The 4th summit was scheduled to be held in Colombo in 1988, but tensions between India and Sri Lanka related to the Tamil issue and deployment of Indian Peace Keeping Force (IPKF) in Sri Lanka, led to a change of venue. Colombo wanted the IPKF withdrawn before any Saarc summit could be hosted by Sri Lanka. After a standoff of several months, the 4th summit was eventually shifted to Islamabad and held in December 1988. When the IPKF was withdrawn in March 1990, Colombo expressed its readiness to hold the 5th summit in 1990, but it was swapped with Male and held in November 1990 to become part of Maldives' national day celebrations.

The 7th summit was scheduled to be held in Dhaka in December 1992. But just before the summit the Babri Mosque in Ayodhya was demolished by Hindu kar sevaks on December 6, 1992. That led to serious communal riots in India. The then Indian PM Narasimha Rao refused to come to Dhaka for the summit citing lack of security in Dhaka. Delhi wrongly blamed Bangladesh for the unrest related to the demolition of Babri Mosque. However, Narasimha Rao came to Dhaka when Babri Mosque-related unrest cooled down in India and the summit was held in April 1993. 

A great deal of drama surrounded the 11th summit which was scheduled to be held in Kathmandu in November 1999. India was already contemplating refraining from attending the summit because of the Kargil War (May 1999) and relations between India and Pakistan plunged. Delhi's negative attitude exacerbated when, just before the moot, General Pervez Musharraf seized power in Pakistan in October 1999. After lots of diplomatic brouhaha between the two rivals, the summit eventually took place in January 2002 in Kathmandu.

The 13th summit scheduled in Dhaka in January 2005 was delayed again because of India's refusal to participate. Two reasons were put forward by India: the massive tsunami that hit the region on December 26, 2004 and declaration of emergency in Nepal by King Gyanendra. India officially announced it would not attend because of the prevailing security concerns in the neighbourhood. Actually, Delhi was unhappy with Dhaka. The summit was finally held in November 2005.

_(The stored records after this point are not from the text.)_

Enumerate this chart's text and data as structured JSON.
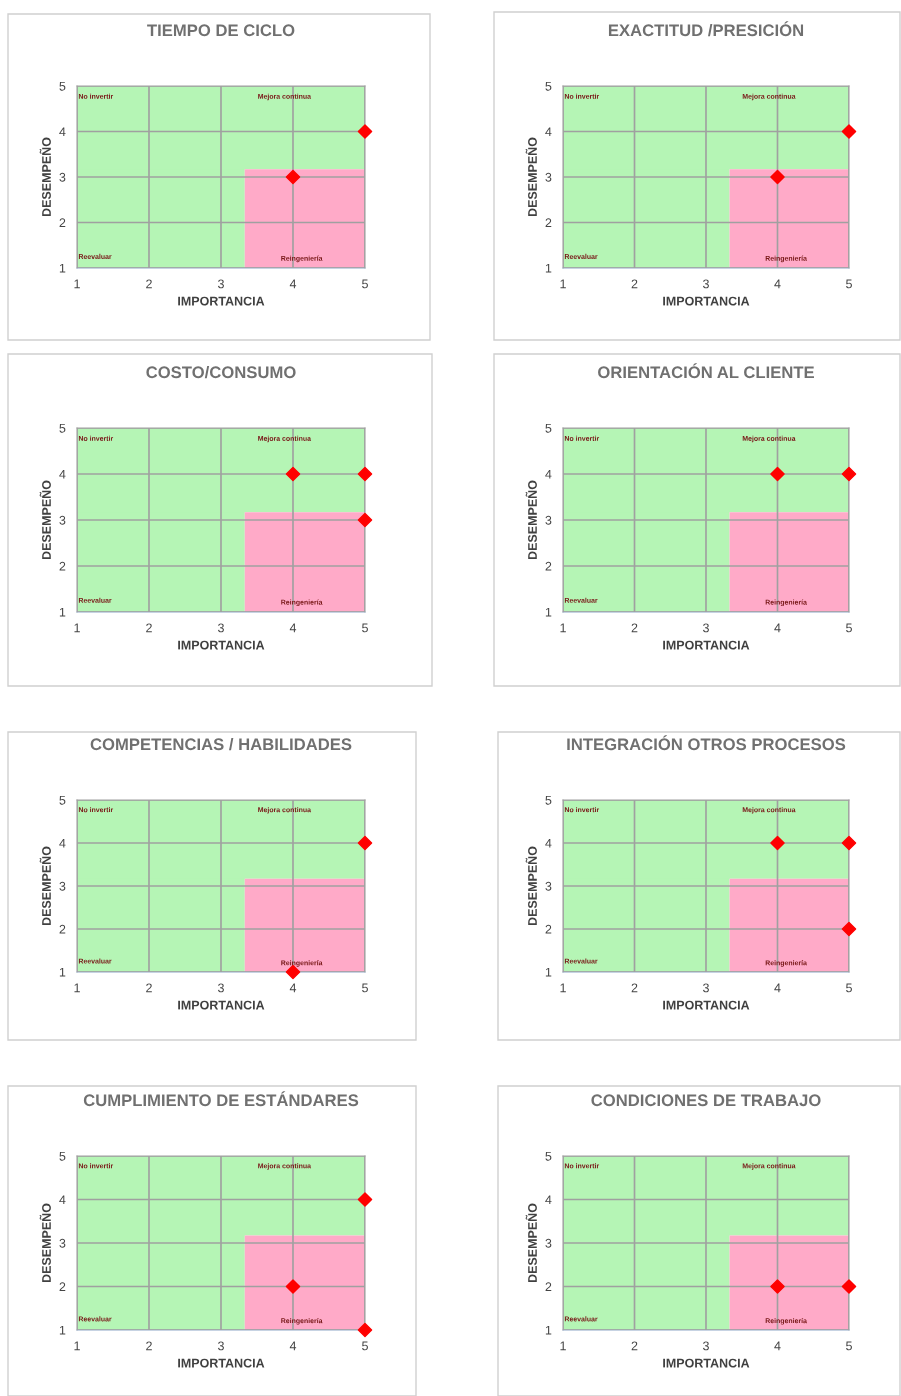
{
  "chart_data": [
    {
      "type": "scatter",
      "title": "TIEMPO DE CICLO",
      "xlabel": "IMPORTANCIA",
      "ylabel": "DESEMPEÑO",
      "xlim": [
        1,
        5
      ],
      "ylim": [
        1,
        5
      ],
      "xticks": [
        1,
        2,
        3,
        4,
        5
      ],
      "yticks": [
        1,
        2,
        3,
        4,
        5
      ],
      "grid": true,
      "bands": [
        {
          "axis": "x",
          "from": 1,
          "to": 3.33,
          "color": "#b5f5b5"
        },
        {
          "axis": "y",
          "from": 3.17,
          "to": 5,
          "color": "#b5f5b5"
        }
      ],
      "annotations": [
        "No invertir",
        "Mejora continua",
        "Reevaluar",
        "Reingeniería"
      ],
      "series": [
        {
          "type": "area",
          "x": [
            3.33,
            5
          ],
          "values": [
            3.17,
            3.17
          ],
          "color": "#ffaac8"
        },
        {
          "marker": "diamond",
          "x": [
            5,
            4
          ],
          "values": [
            4,
            3
          ],
          "color": "#ff0000"
        }
      ]
    },
    {
      "type": "scatter",
      "title": "EXACTITUD /PRESICIÓN",
      "xlabel": "IMPORTANCIA",
      "ylabel": "DESEMPEÑO",
      "xlim": [
        1,
        5
      ],
      "ylim": [
        1,
        5
      ],
      "xticks": [
        1,
        2,
        3,
        4,
        5
      ],
      "yticks": [
        1,
        2,
        3,
        4,
        5
      ],
      "grid": true,
      "bands": [
        {
          "axis": "x",
          "from": 1,
          "to": 3.33,
          "color": "#b5f5b5"
        },
        {
          "axis": "y",
          "from": 3.17,
          "to": 5,
          "color": "#b5f5b5"
        }
      ],
      "annotations": [
        "No invertir",
        "Mejora continua",
        "Reevaluar",
        "Reingeniería"
      ],
      "series": [
        {
          "type": "area",
          "x": [
            3.33,
            5
          ],
          "values": [
            3.17,
            3.17
          ],
          "color": "#ffaac8"
        },
        {
          "marker": "diamond",
          "x": [
            5,
            4
          ],
          "values": [
            4,
            3
          ],
          "color": "#ff0000"
        }
      ]
    },
    {
      "type": "scatter",
      "title": "COSTO/CONSUMO",
      "xlabel": "IMPORTANCIA",
      "ylabel": "DESEMPEÑO",
      "xlim": [
        1,
        5
      ],
      "ylim": [
        1,
        5
      ],
      "xticks": [
        1,
        2,
        3,
        4,
        5
      ],
      "yticks": [
        1,
        2,
        3,
        4,
        5
      ],
      "grid": true,
      "bands": [
        {
          "axis": "x",
          "from": 1,
          "to": 3.33,
          "color": "#b5f5b5"
        },
        {
          "axis": "y",
          "from": 3.17,
          "to": 5,
          "color": "#b5f5b5"
        }
      ],
      "annotations": [
        "No invertir",
        "Mejora continua",
        "Reevaluar",
        "Reingeniería"
      ],
      "series": [
        {
          "type": "area",
          "x": [
            3.33,
            5
          ],
          "values": [
            3.17,
            3.17
          ],
          "color": "#ffaac8"
        },
        {
          "marker": "diamond",
          "x": [
            4,
            5,
            5
          ],
          "values": [
            4,
            4,
            3
          ],
          "color": "#ff0000"
        }
      ]
    },
    {
      "type": "scatter",
      "title": "ORIENTACIÓN AL CLIENTE",
      "xlabel": "IMPORTANCIA",
      "ylabel": "DESEMPEÑO",
      "xlim": [
        1,
        5
      ],
      "ylim": [
        1,
        5
      ],
      "xticks": [
        1,
        2,
        3,
        4,
        5
      ],
      "yticks": [
        1,
        2,
        3,
        4,
        5
      ],
      "grid": true,
      "bands": [
        {
          "axis": "x",
          "from": 1,
          "to": 3.33,
          "color": "#b5f5b5"
        },
        {
          "axis": "y",
          "from": 3.17,
          "to": 5,
          "color": "#b5f5b5"
        }
      ],
      "annotations": [
        "No invertir",
        "Mejora continua",
        "Reevaluar",
        "Reingeniería"
      ],
      "series": [
        {
          "type": "area",
          "x": [
            3.33,
            5
          ],
          "values": [
            3.17,
            3.17
          ],
          "color": "#ffaac8"
        },
        {
          "marker": "diamond",
          "x": [
            4,
            5
          ],
          "values": [
            4,
            4
          ],
          "color": "#ff0000"
        }
      ]
    },
    {
      "type": "scatter",
      "title": "COMPETENCIAS / HABILIDADES",
      "xlabel": "IMPORTANCIA",
      "ylabel": "DESEMPEÑO",
      "xlim": [
        1,
        5
      ],
      "ylim": [
        1,
        5
      ],
      "xticks": [
        1,
        2,
        3,
        4,
        5
      ],
      "yticks": [
        1,
        2,
        3,
        4,
        5
      ],
      "grid": true,
      "bands": [
        {
          "axis": "x",
          "from": 1,
          "to": 3.33,
          "color": "#b5f5b5"
        },
        {
          "axis": "y",
          "from": 3.17,
          "to": 5,
          "color": "#b5f5b5"
        }
      ],
      "annotations": [
        "No invertir",
        "Mejora continua",
        "Reevaluar",
        "Reingeniería"
      ],
      "series": [
        {
          "type": "area",
          "x": [
            3.33,
            5
          ],
          "values": [
            3.17,
            3.17
          ],
          "color": "#ffaac8"
        },
        {
          "marker": "diamond",
          "x": [
            5,
            4
          ],
          "values": [
            4,
            1
          ],
          "color": "#ff0000"
        }
      ]
    },
    {
      "type": "scatter",
      "title": "INTEGRACIÓN OTROS PROCESOS",
      "xlabel": "IMPORTANCIA",
      "ylabel": "DESEMPEÑO",
      "xlim": [
        1,
        5
      ],
      "ylim": [
        1,
        5
      ],
      "xticks": [
        1,
        2,
        3,
        4,
        5
      ],
      "yticks": [
        1,
        2,
        3,
        4,
        5
      ],
      "grid": true,
      "bands": [
        {
          "axis": "x",
          "from": 1,
          "to": 3.33,
          "color": "#b5f5b5"
        },
        {
          "axis": "y",
          "from": 3.17,
          "to": 5,
          "color": "#b5f5b5"
        }
      ],
      "annotations": [
        "No invertir",
        "Mejora continua",
        "Reevaluar",
        "Reingeniería"
      ],
      "series": [
        {
          "type": "area",
          "x": [
            3.33,
            5
          ],
          "values": [
            3.17,
            3.17
          ],
          "color": "#ffaac8"
        },
        {
          "marker": "diamond",
          "x": [
            4,
            5,
            5
          ],
          "values": [
            4,
            4,
            2
          ],
          "color": "#ff0000"
        }
      ]
    },
    {
      "type": "scatter",
      "title": "CUMPLIMIENTO DE ESTÁNDARES",
      "xlabel": "IMPORTANCIA",
      "ylabel": "DESEMPEÑO",
      "xlim": [
        1,
        5
      ],
      "ylim": [
        1,
        5
      ],
      "xticks": [
        1,
        2,
        3,
        4,
        5
      ],
      "yticks": [
        1,
        2,
        3,
        4,
        5
      ],
      "grid": true,
      "bands": [
        {
          "axis": "x",
          "from": 1,
          "to": 3.33,
          "color": "#b5f5b5"
        },
        {
          "axis": "y",
          "from": 3.17,
          "to": 5,
          "color": "#b5f5b5"
        }
      ],
      "annotations": [
        "No invertir",
        "Mejora continua",
        "Reevaluar",
        "Reingeniería"
      ],
      "series": [
        {
          "type": "area",
          "x": [
            3.33,
            5
          ],
          "values": [
            3.17,
            3.17
          ],
          "color": "#ffaac8"
        },
        {
          "marker": "diamond",
          "x": [
            5,
            4,
            5
          ],
          "values": [
            4,
            2,
            1
          ],
          "color": "#ff0000"
        }
      ]
    },
    {
      "type": "scatter",
      "title": "CONDICIONES DE TRABAJO",
      "xlabel": "IMPORTANCIA",
      "ylabel": "DESEMPEÑO",
      "xlim": [
        1,
        5
      ],
      "ylim": [
        1,
        5
      ],
      "xticks": [
        1,
        2,
        3,
        4,
        5
      ],
      "yticks": [
        1,
        2,
        3,
        4,
        5
      ],
      "grid": true,
      "bands": [
        {
          "axis": "x",
          "from": 1,
          "to": 3.33,
          "color": "#b5f5b5"
        },
        {
          "axis": "y",
          "from": 3.17,
          "to": 5,
          "color": "#b5f5b5"
        }
      ],
      "annotations": [
        "No invertir",
        "Mejora continua",
        "Reevaluar",
        "Reingeniería"
      ],
      "series": [
        {
          "type": "area",
          "x": [
            3.33,
            5
          ],
          "values": [
            3.17,
            3.17
          ],
          "color": "#ffaac8"
        },
        {
          "marker": "diamond",
          "x": [
            4,
            5
          ],
          "values": [
            2,
            2
          ],
          "color": "#ff0000"
        }
      ]
    }
  ]
}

The 15th summit scheduled in Male in 2008 was not held there as Maldives went into general elections. The venue was shifted to Colombo and was held in August 2008. Male also could not host the 16th summit in 2009 because of the economic recession and the venue was shifted to Thimpu in April 2010. The 18th summit scheduled in Nepal in November 2012 was repeatedly delayed because of internal political turmoil and was eventually held in November 2014.

The issue here is that it has become normal for Saarc members to delay, cancel or change venues of summits. Since the 19th summit could not be scheduled because of India's unwillingness to go to Pakistan, it would be worthwhile for the members to try to change the venue and hold the summit as soon as possible. If Pakistan and India have any responsibility and loyalty towards the organisation, both should agree to hold the conclave at a different venue. It is silly of Delhi to think that it is punishing Pakistan by not allowing it to host the 19th summit. Delhi is actually punishing all the member countries, because all Saarc programmes have stalled. India, being the largest member of Saarc, has the responsibility to protect Saarc.

For Bangladesh the South Asian fraternity has not yet made any collective statement or shown any solidarity with Dhaka on the Rohingya problem. Dhaka should work for convening the 19th summit and get a strongly worded declaration on the Rohingya issue. A supportive Saarc declaration would have a positive impact at the forthcoming BIMSTEC summit and at other international organisations of which Bangladesh is a member.

It would be folly if member countries let Saarc wither away as they have much to lose sitting idle.


Mahmood Hasan is a former ambassador and secretary of the Bangladesh government.